I’ve been thinking about sunspots.
Now, cool your jets. I’m not going to start banging on about Maunder Minima and little ice ages versus global warming, CO2 and all the rest of it.
Reasons: a) I’m bored by all the arguments that generate more heat than light, and b) I’m not qualified (you might reasonably ask: on the basis of a piffling few hundred years of unreliable weather data… who really is?).
No, this blog entry merely asks a hypothetical and rather narrow question, viz:
If solar activity does hugely affect climate, and if we are the verge of a new ‘Maunder Minimum’ period that will bring much colder winters (all theoretical and unproven)… what would that be like on my vegetable plot?
Well, I guess it would mean more years like the last three.

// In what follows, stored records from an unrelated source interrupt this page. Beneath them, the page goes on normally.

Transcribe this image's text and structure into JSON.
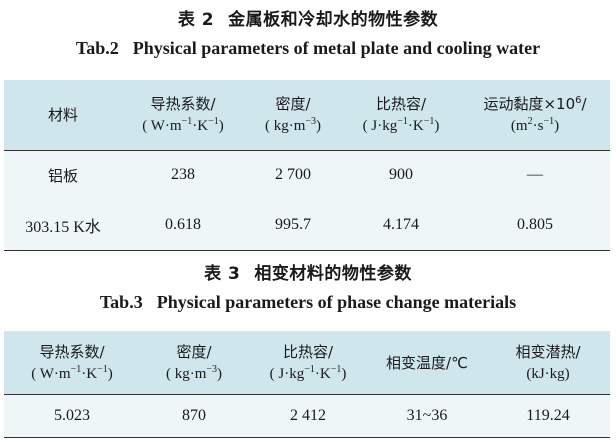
{
  "table2": {
    "caption_cn_num": "表 2",
    "caption_cn": "金属板和冷却水的物性参数",
    "caption_en_num": "Tab.2",
    "caption_en": "Physical parameters of metal plate and cooling water",
    "headers": [
      {
        "l1": "材料",
        "l2": ""
      },
      {
        "l1": "导热系数/",
        "l2_html": "( W·m<sup>−1</sup>·K<sup>−1</sup>)"
      },
      {
        "l1": "密度/",
        "l2_html": "( kg·m<sup>−3</sup>)"
      },
      {
        "l1": "比热容/",
        "l2_html": "( J·kg<sup>−1</sup>·K<sup>−1</sup>)"
      },
      {
        "l1_html": "运动黏度×10<sup>6</sup>/",
        "l2_html": "(m<sup>2</sup>·s<sup>−1</sup>)"
      }
    ],
    "rows": [
      [
        "铝板",
        "238",
        "2 700",
        "900",
        "—"
      ],
      [
        "303.15 K水",
        "0.618",
        "995.7",
        "4.174",
        "0.805"
      ]
    ]
  },
  "table3": {
    "caption_cn_num": "表 3",
    "caption_cn": "相变材料的物性参数",
    "caption_en_num": "Tab.3",
    "caption_en": "Physical parameters of phase change materials",
    "headers": [
      {
        "l1": "导热系数/",
        "l2_html": "( W·m<sup>−1</sup>·K<sup>−1</sup>)"
      },
      {
        "l1": "密度/",
        "l2_html": "( kg·m<sup>−3</sup>)"
      },
      {
        "l1": "比热容/",
        "l2_html": "( J·kg<sup>−1</sup>·K<sup>−1</sup>)"
      },
      {
        "l1": "相变温度/℃",
        "l2": ""
      },
      {
        "l1": "相变潜热/",
        "l2": "(kJ·kg)"
      }
    ],
    "rows": [
      [
        "5.023",
        "870",
        "2 412",
        "31~36",
        "119.24"
      ]
    ]
  }
}
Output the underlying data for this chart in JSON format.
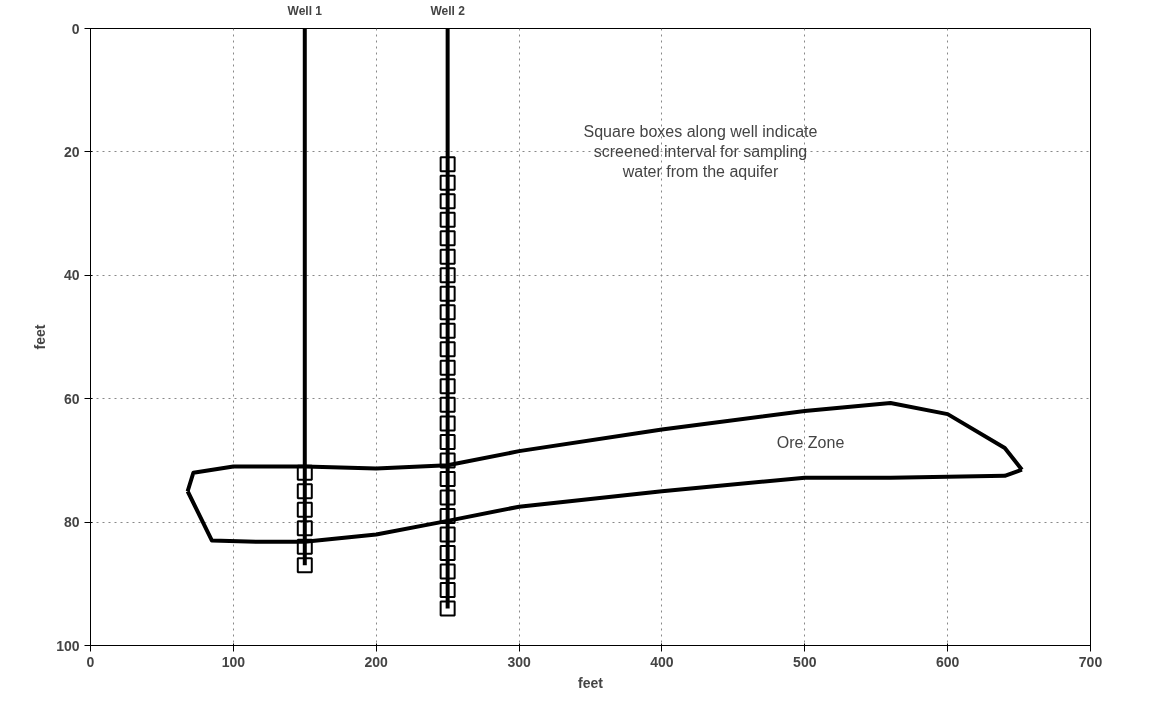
{
  "chart_data": {
    "type": "line",
    "xlabel": "feet",
    "ylabel": "feet",
    "xlim": [
      0,
      700
    ],
    "ylim": [
      100,
      0
    ],
    "xticks": [
      0,
      100,
      200,
      300,
      400,
      500,
      600,
      700
    ],
    "yticks": [
      0,
      20,
      40,
      60,
      80,
      100
    ],
    "grid": true,
    "series": [
      {
        "name": "Well 1",
        "marker": "none",
        "color": "#000000",
        "x": [
          150,
          150
        ],
        "values": [
          0,
          87
        ]
      },
      {
        "name": "Well 2",
        "marker": "none",
        "color": "#000000",
        "x": [
          250,
          250
        ],
        "values": [
          0,
          94
        ]
      },
      {
        "type": "scatter",
        "marker": "square",
        "color": "#000000",
        "x": [
          150,
          150,
          150,
          150,
          150,
          150
        ],
        "values": [
          72,
          75,
          78,
          81,
          84,
          87
        ]
      },
      {
        "type": "scatter",
        "marker": "square",
        "color": "#000000",
        "x": [
          250,
          250,
          250,
          250,
          250,
          250,
          250,
          250,
          250,
          250,
          250,
          250,
          250,
          250,
          250,
          250,
          250,
          250,
          250,
          250,
          250,
          250,
          250,
          250,
          250
        ],
        "values": [
          22,
          25,
          28,
          31,
          34,
          37,
          40,
          43,
          46,
          49,
          52,
          55,
          58,
          61,
          64,
          67,
          70,
          73,
          76,
          79,
          82,
          85,
          88,
          91,
          94
        ]
      },
      {
        "marker": "none",
        "color": "#000000",
        "x": [
          68,
          72,
          100,
          150,
          200,
          250,
          300,
          400,
          500,
          560,
          600,
          640,
          652
        ],
        "values": [
          75,
          72,
          71,
          71,
          71.3,
          70.8,
          68.5,
          65,
          62,
          60.7,
          62.5,
          68,
          71.5
        ]
      },
      {
        "marker": "none",
        "color": "#000000",
        "x": [
          68,
          85,
          120,
          150,
          200,
          250,
          300,
          400,
          500,
          560,
          640,
          652
        ],
        "values": [
          75,
          83,
          83.2,
          83.2,
          82,
          79.8,
          77.5,
          75,
          72.8,
          72.8,
          72.5,
          71.5
        ]
      }
    ],
    "annotations": [
      "Square boxes along well indicate\nscreened interval for sampling\nwater from the aquifer",
      "Ore Zone"
    ]
  }
}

Which, I gotta say, is bad news. Because 2011-2013 have brought average vegetable yields at least 20% lower than before – even worse in certain crops (potatoes are more like 40% down). Lots of rain and no sun, allied with longer winters, has been fairly crappy for me. Yet more rain and/snow plus even longer winters would presumably be disastrous.

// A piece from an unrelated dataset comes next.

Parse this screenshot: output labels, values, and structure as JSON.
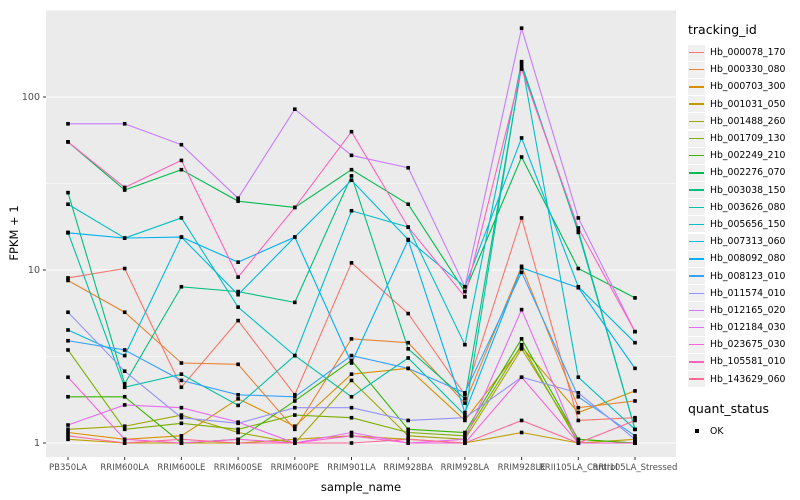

And I’m just a humble one-man vegetable grower. Extrapolate these figures to northern hemisphere farming, as a whole, and they add up to a hell of a lot less food.
I don’t pretend to know how this would play out. Especially if lasted – like the 17th century ‘little ice age’ – for 70 years.
But I’m doubting humanity would feel it was an improvement on what’s gone before.